Oltre 100 provvedimenti da luglio a oggi per nomine e affidamento di incarichi per un totale di 4 milioni di euro, mentre restano appesi ben 22 concorsi. La trasparenza di Marino è fatta di assunzioni illegittime e maxi stipendi. Le retribuzioni dei capi staff degli assessori sono anche tre volte maggiori a quelli degli assessori stessi. Basta confrontare i compensi del capo segreteria di Alemanno, Lucarelli, e quelli erogati al suo collega sotto Marino, Foschi. Così per gli uffici stampa: Turbolente per Alemanno e Girella per Marino.
Contro i “bandi identikit”, già oggetto di diffida contro il Sindaco e il Direttore del Dipartimento Risorse Umane il 18 novembre scorso, è stato presentato un ennesimo esposto il 27 gennaio scorso, alla Procura della Repubblica affinché vengano rilevati i profili di illiceità sottesi alla vicenda Canossi, la cui assunzione è stata addirittura prevista.
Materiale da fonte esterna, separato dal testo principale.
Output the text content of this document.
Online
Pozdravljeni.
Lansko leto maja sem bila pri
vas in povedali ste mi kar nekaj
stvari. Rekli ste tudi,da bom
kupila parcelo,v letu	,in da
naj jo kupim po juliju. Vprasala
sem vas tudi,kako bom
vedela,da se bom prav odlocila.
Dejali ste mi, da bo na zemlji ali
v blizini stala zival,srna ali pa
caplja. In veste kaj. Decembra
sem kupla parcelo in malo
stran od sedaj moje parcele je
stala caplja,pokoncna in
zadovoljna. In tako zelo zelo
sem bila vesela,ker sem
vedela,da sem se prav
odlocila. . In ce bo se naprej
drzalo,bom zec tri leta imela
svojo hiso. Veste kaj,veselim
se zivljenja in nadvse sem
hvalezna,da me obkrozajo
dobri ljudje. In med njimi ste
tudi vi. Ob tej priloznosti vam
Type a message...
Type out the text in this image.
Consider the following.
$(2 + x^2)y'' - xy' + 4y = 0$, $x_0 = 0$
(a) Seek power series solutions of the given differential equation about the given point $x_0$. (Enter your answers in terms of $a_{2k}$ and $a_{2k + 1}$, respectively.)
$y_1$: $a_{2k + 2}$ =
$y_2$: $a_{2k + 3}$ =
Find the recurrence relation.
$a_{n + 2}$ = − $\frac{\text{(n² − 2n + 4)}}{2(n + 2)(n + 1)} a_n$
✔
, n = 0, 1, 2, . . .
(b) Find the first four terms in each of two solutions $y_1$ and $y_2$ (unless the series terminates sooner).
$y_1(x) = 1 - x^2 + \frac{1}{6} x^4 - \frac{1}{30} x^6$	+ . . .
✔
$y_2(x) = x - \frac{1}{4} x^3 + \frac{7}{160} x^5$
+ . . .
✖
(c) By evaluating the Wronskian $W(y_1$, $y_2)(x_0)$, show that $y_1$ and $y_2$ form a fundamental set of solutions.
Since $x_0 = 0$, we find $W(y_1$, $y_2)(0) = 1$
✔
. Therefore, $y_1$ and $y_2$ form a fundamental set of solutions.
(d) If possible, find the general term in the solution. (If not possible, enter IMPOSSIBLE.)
Oltre alle 22 procedure concorsuali avviate dall’amministrazione Alemanno nel 2010 e ancora in attesa di completamento, c’è una 23esima procedura, l’assurda questione dei delle categorie protette, che dopo la determinazione dirigenziale del 21 novembre 2013 firmata dal sindaco Marino e dal vicesindaco Nieri che ne autorizza l’assunzione sono ancora in attesa di essere chiamati. Per quale motivo la determinazione è stata firmata quattro giorni dopo la conferenza stampa di Nieri e Marino che annunciavano la decisione di sospendere i concorsi indetti per presunte irregolarità?